Mihran was president of AUA until 1997. During the 6 years of his presidency, he planned and implemented all the essential elements of a modern university—academic programs with faculty and deans, offices for admissions, registrar, accounting, information and communication technologies, alumni and career development offices, and even the student council and faculty senate. Due to the breakup of the Soviet Union and blockade of Armenia by its neighbors, the living conditions were extremely difficult and there were severe shortages of food and essential utilities. Realizing how difficult it was for students to commute and find food, Mihran arranged for food vouchers for them and allowed those who were commuting from distant areas to stay on campus overnight. He organized the first graduation ceremonies in 1993 with complete regalia and a faculty procession typical of American universities. He also developed good relations with the government officials and representatives of other local universities, no small feat considering the cultural and language differences.

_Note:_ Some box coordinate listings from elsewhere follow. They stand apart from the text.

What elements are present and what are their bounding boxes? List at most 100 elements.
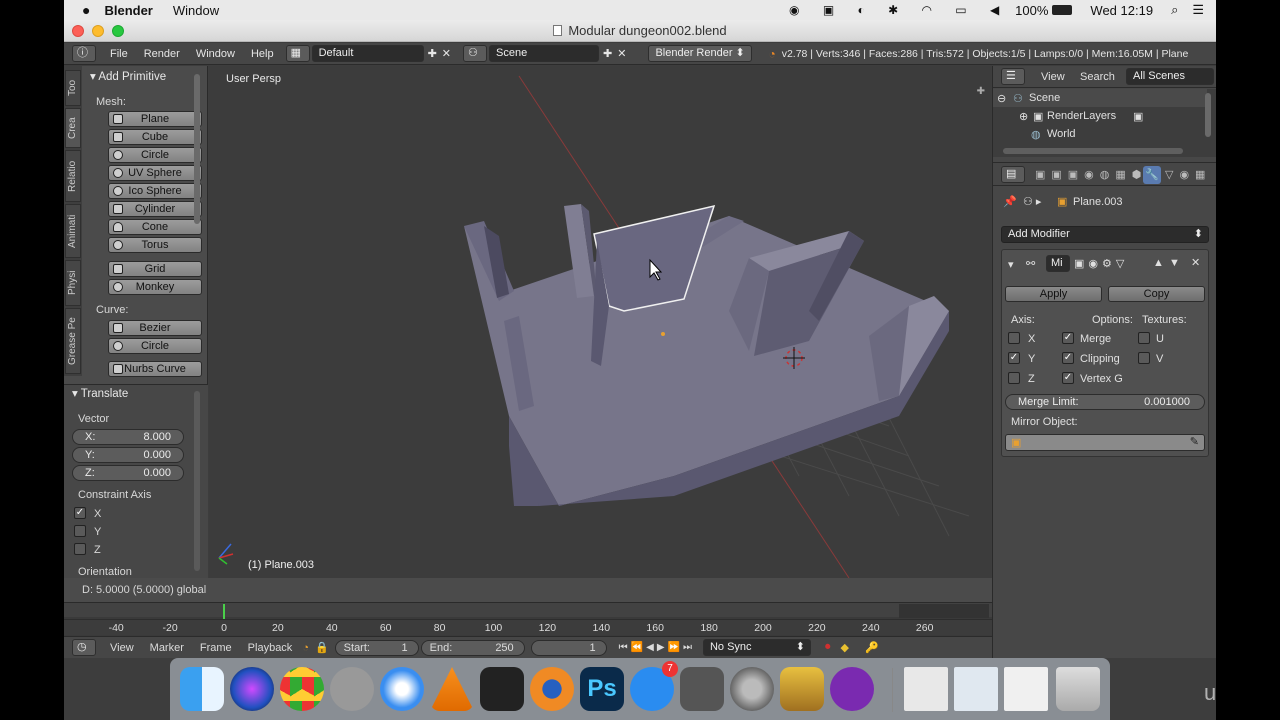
remove-modifier-icon[interactable]: ✕ <box>1191 256 1200 269</box>
timeline-marker-menu[interactable]: Marker <box>142 642 192 654</box>
outliner-row-world[interactable]: ◍ World <box>993 125 1207 143</box>
recent-browser-icon[interactable] <box>1004 667 1048 711</box>
apply-button[interactable]: Apply <box>1005 286 1102 302</box>
viewport-expand-icon[interactable]: ✚ <box>977 86 985 97</box>
vlc-icon[interactable] <box>430 667 474 711</box>
tab-tools[interactable]: Too <box>65 70 81 106</box>
outliner-editor-icon[interactable]: ☰ <box>1001 68 1025 85</box>
blender-icon[interactable] <box>530 667 574 711</box>
screen-recorder-icon[interactable] <box>680 667 724 711</box>
zoom-window-button[interactable] <box>112 25 124 37</box>
add-uv-sphere-button[interactable]: UV Sphere <box>108 165 202 181</box>
tool-shelf-scrollbar[interactable] <box>194 74 200 224</box>
safari-icon[interactable] <box>380 667 424 711</box>
recent-document-icon[interactable] <box>904 667 948 711</box>
tab-physics[interactable]: Physi <box>65 260 81 306</box>
timeline-area[interactable]: -40 -20 0 20 40 60 80 100 120 140 160 180 200 220 240 2… <box>64 602 992 636</box>
vertex-groups-checkbox[interactable]: ✓ <box>1062 372 1074 384</box>
system-preferences-icon[interactable] <box>730 667 774 711</box>
modifiers-tab-icon[interactable]: 🔧 <box>1143 166 1161 184</box>
add-layout-icon[interactable]: ✚ <box>428 47 437 60</box>
apple-icon[interactable]: ● <box>82 2 90 18</box>
clock[interactable]: Wed 12:19 <box>1090 3 1153 18</box>
photoshop-icon[interactable]: Ps <box>580 667 624 711</box>
lock-icon[interactable]: 🔒 <box>315 641 329 654</box>
modifier-name-field[interactable]: Mi <box>1046 255 1070 272</box>
remove-scene-icon[interactable]: ✕ <box>617 47 626 60</box>
end-frame-field[interactable]: End: 250 <box>420 639 525 656</box>
current-frame-field[interactable]: 1 <box>530 639 607 656</box>
axis-z-checkbox[interactable] <box>1008 372 1020 384</box>
unity-icon[interactable] <box>480 667 524 711</box>
playhead[interactable] <box>223 604 225 620</box>
siri-icon[interactable] <box>230 667 274 711</box>
translate-panel-scrollbar[interactable] <box>194 391 200 571</box>
collapse-modifier-icon[interactable]: ▾ <box>1008 258 1014 271</box>
texture-v-checkbox[interactable] <box>1138 352 1150 364</box>
add-primitive-header[interactable]: ▾ Add Primitive <box>90 68 166 86</box>
outliner-search-menu[interactable]: Search <box>1080 71 1115 83</box>
expand-icon[interactable]: ⊖ <box>997 92 1006 105</box>
constraint-x-checkbox[interactable]: ✓ <box>74 507 86 519</box>
playback-controls-icon[interactable]: ⏮⏪◀▶⏩⏭ <box>619 642 695 653</box>
pin-icon[interactable]: 📌 <box>1003 195 1017 208</box>
scene-field[interactable]: Scene <box>489 45 599 62</box>
3d-viewport[interactable]: User Persp (1) Plane.003 ✚ <box>209 66 991 578</box>
constraint-y-checkbox[interactable] <box>74 525 86 537</box>
minimize-window-button[interactable] <box>92 25 104 37</box>
chrome-icon[interactable] <box>280 667 324 711</box>
texture-u-checkbox[interactable] <box>1138 332 1150 344</box>
window-menu-blender[interactable]: Window <box>188 48 243 60</box>
remove-layout-icon[interactable]: ✕ <box>442 47 451 60</box>
clipping-checkbox[interactable]: ✓ <box>1062 352 1074 364</box>
timeline-frame-menu[interactable]: Frame <box>192 642 240 654</box>
constraint-z-checkbox[interactable] <box>74 543 86 555</box>
tab-relations[interactable]: Relatio <box>65 150 81 202</box>
render-engine-dropdown[interactable]: Blender Render ⬍ <box>648 45 753 62</box>
battery-icon[interactable] <box>1052 5 1073 15</box>
add-modifier-dropdown[interactable]: Add Modifier ⬍ <box>1001 226 1209 243</box>
render-menu[interactable]: Render <box>136 48 188 60</box>
translate-y-field[interactable]: Y: 0.000 <box>72 447 184 463</box>
layout-selector-icon[interactable]: ▦ <box>285 45 310 62</box>
outliner-row-renderlayers[interactable]: ⊕ ▣ RenderLayers ▣ <box>993 107 1207 125</box>
viewport-scene[interactable] <box>209 66 991 578</box>
screen-layout-field[interactable]: Default <box>311 45 424 62</box>
add-cube-button[interactable]: Cube <box>108 129 202 145</box>
close-window-button[interactable] <box>72 25 84 37</box>
renderlayers-restrict-icon[interactable]: ▣ <box>1133 110 1143 123</box>
copy-button[interactable]: Copy <box>1108 286 1205 302</box>
battery-percent[interactable]: 100% <box>1015 3 1048 18</box>
more-context-tabs[interactable]: ▽◉▦ <box>1165 168 1211 181</box>
properties-editor-icon[interactable]: ▤ <box>1001 166 1025 183</box>
axis-y-checkbox[interactable]: ✓ <box>1008 352 1020 364</box>
add-bezier-button[interactable]: Bezier <box>108 320 202 336</box>
timeline-editor-icon[interactable]: ◷ <box>72 639 96 656</box>
start-frame-field[interactable]: Start: 1 <box>334 639 419 656</box>
video-editor-icon[interactable] <box>830 667 874 711</box>
translate-z-field[interactable]: Z: 0.000 <box>72 465 184 481</box>
outliner-filter-dropdown[interactable]: All Scenes <box>1126 68 1214 85</box>
launchpad-icon[interactable] <box>330 667 374 711</box>
sync-mode-dropdown[interactable]: No Sync ⬍ <box>702 639 811 656</box>
mirror-object-field[interactable]: ▣ ✎ <box>1005 434 1205 451</box>
add-cylinder-button[interactable]: Cylinder <box>108 201 202 217</box>
add-ico-sphere-button[interactable]: Ico Sphere <box>108 183 202 199</box>
notification-center-icon[interactable]: ☰ <box>1192 2 1204 18</box>
add-plane-button[interactable]: Plane <box>108 111 202 127</box>
eyedropper-icon[interactable]: ✎ <box>1190 435 1199 448</box>
add-circle-button[interactable]: Circle <box>108 147 202 163</box>
tab-animation[interactable]: Animati <box>65 204 81 258</box>
wine-icon[interactable] <box>780 667 824 711</box>
move-modifier-down-icon[interactable]: ▼ <box>1169 257 1180 269</box>
keyframe-icon[interactable]: 🔑 <box>865 641 879 654</box>
translate-x-field[interactable]: X: 8.000 <box>72 429 184 445</box>
expand-icon[interactable]: ⊕ <box>1019 110 1028 123</box>
window-menu[interactable]: Window <box>173 3 219 18</box>
app-store-icon[interactable]: 7 <box>630 661 678 711</box>
modifier-visibility-icons[interactable]: ▣◉⚙▽ <box>1074 257 1128 270</box>
translate-header[interactable]: ▾ Translate <box>72 385 128 403</box>
preview-range-icon[interactable]: ◔ <box>302 642 309 654</box>
app-menu[interactable]: Blender <box>104 3 152 18</box>
add-curve-circle-button[interactable]: Circle <box>108 338 202 354</box>
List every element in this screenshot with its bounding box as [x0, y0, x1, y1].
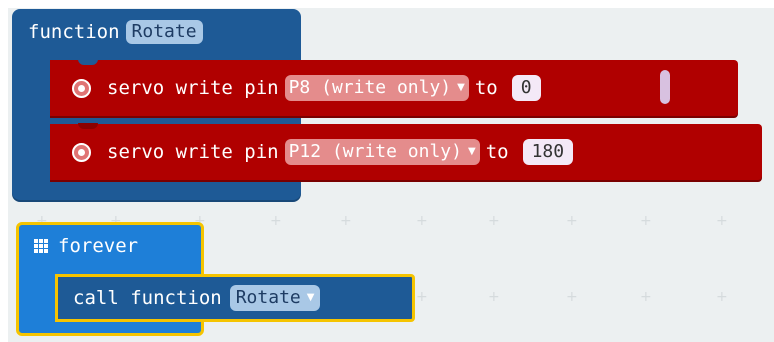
function-keyword: function [28, 21, 120, 43]
grid-marker: + [340, 213, 352, 229]
grid-marker: + [640, 289, 652, 305]
value-socket [660, 70, 670, 104]
servo-write-block[interactable]: servo write pin P8 (write only) ▼ to 0 [50, 59, 738, 116]
servo-write-label: servo write pin [107, 77, 279, 99]
pin-dropdown-value: P12 (write only) [288, 141, 462, 162]
grid-marker: + [488, 289, 500, 305]
grid-icon [34, 239, 48, 253]
servo-write-label: servo write pin [107, 141, 279, 163]
forever-header: forever [34, 232, 138, 260]
grid-marker: + [716, 289, 728, 305]
grid-marker: + [640, 213, 652, 229]
dropdown-arrow-icon: ▼ [467, 146, 476, 157]
grid-marker: + [488, 213, 500, 229]
grid-marker: + [716, 213, 728, 229]
pin-dropdown[interactable]: P12 (write only) ▼ [284, 139, 480, 165]
servo-icon [72, 78, 91, 98]
servo-write-block[interactable]: servo write pin P12 (write only) ▼ to 18… [50, 123, 762, 180]
value-input[interactable]: 180 [522, 139, 574, 165]
to-label: to [485, 141, 509, 163]
function-name-field[interactable]: Rotate [125, 20, 203, 44]
call-function-label: call function [73, 287, 222, 309]
function-header: function Rotate [28, 17, 203, 47]
grid-marker: + [416, 213, 428, 229]
value-input[interactable]: 0 [511, 75, 541, 101]
grid-marker: + [416, 289, 428, 305]
grid-marker: + [270, 213, 282, 229]
grid-marker: + [566, 213, 578, 229]
function-name-dropdown[interactable]: Rotate ▼ [229, 285, 321, 311]
function-name-value: Rotate [235, 287, 301, 308]
to-label: to [474, 77, 498, 99]
pin-dropdown-value: P8 (write only) [288, 77, 452, 98]
block-notch [78, 59, 98, 65]
block-notch [78, 123, 98, 129]
grid-marker: + [566, 289, 578, 305]
pin-dropdown[interactable]: P8 (write only) ▼ [284, 75, 469, 101]
forever-label: forever [58, 235, 139, 257]
dropdown-arrow-icon: ▼ [306, 292, 315, 303]
dropdown-arrow-icon: ▼ [457, 82, 465, 93]
call-function-block[interactable]: call function Rotate ▼ [55, 274, 415, 322]
servo-icon [72, 142, 91, 162]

With the heavy workload of running AA, chairing the USC Civil Engineering Department, and the effort required to start AUA, Mihran sold his company to the earthquake instrumentation firm Kinemetrics in 1989.
In 1982 he was inducted into the National Academy of Engineering, and in 1990 he was elected as a foreign member of the National Academy of Sciences of Armenia. In 1995 he received the Ellis Island Medal of Honor for distinguished immigrants, and in 2001 the Movses Khorenatsi Medal from the president of the Republic of Armenia for exceptional achievement in educational development. The Armenian Church recognized him with the Sahag-Mesrob Medal from His Holiness Catholicos Karekin I, the St. Mesrob Medal from His Holiness Catholicos Aram I, and the St. Vartan Medal from His Holiness Catholicos John Bedros XVIII. Other honors include the UC Berkeley Distinguished Engineering Alumnus Citation (1987), California Institute of Technology Award of Distinguished Alumnus (2000), and honorary doctoral degrees from Yerevan State University (1994), the State Engineering University of Armenia (2003), and Haigazian University in Lebanon (1980).
Mihran retired from AUA in 1997 and from USC in 1998, but remained active in contributing to both institutions in a volunteer capacity. In particular, he was instrumental in helping to build the USC Institute of Armenian Studies and its endowment fund, and he served for many years as a member of the AUA board of trustees. In 2002 he published AUA: A New Beginning for a New Generation, a history of the founding and early years of the AUA. In June 2019 the AUA posthumously bestowed upon Mihran its most prestigious award, the Presidential Commendation, for his role in founding the university and for leading it during the critical initial years.
Mike is survived by his wife of 65 years, Elizabeth Apkarian; sons Paul (Kate Nyberg), Bryan (Valina Ghoukassian), and Michael; and four grandchildren.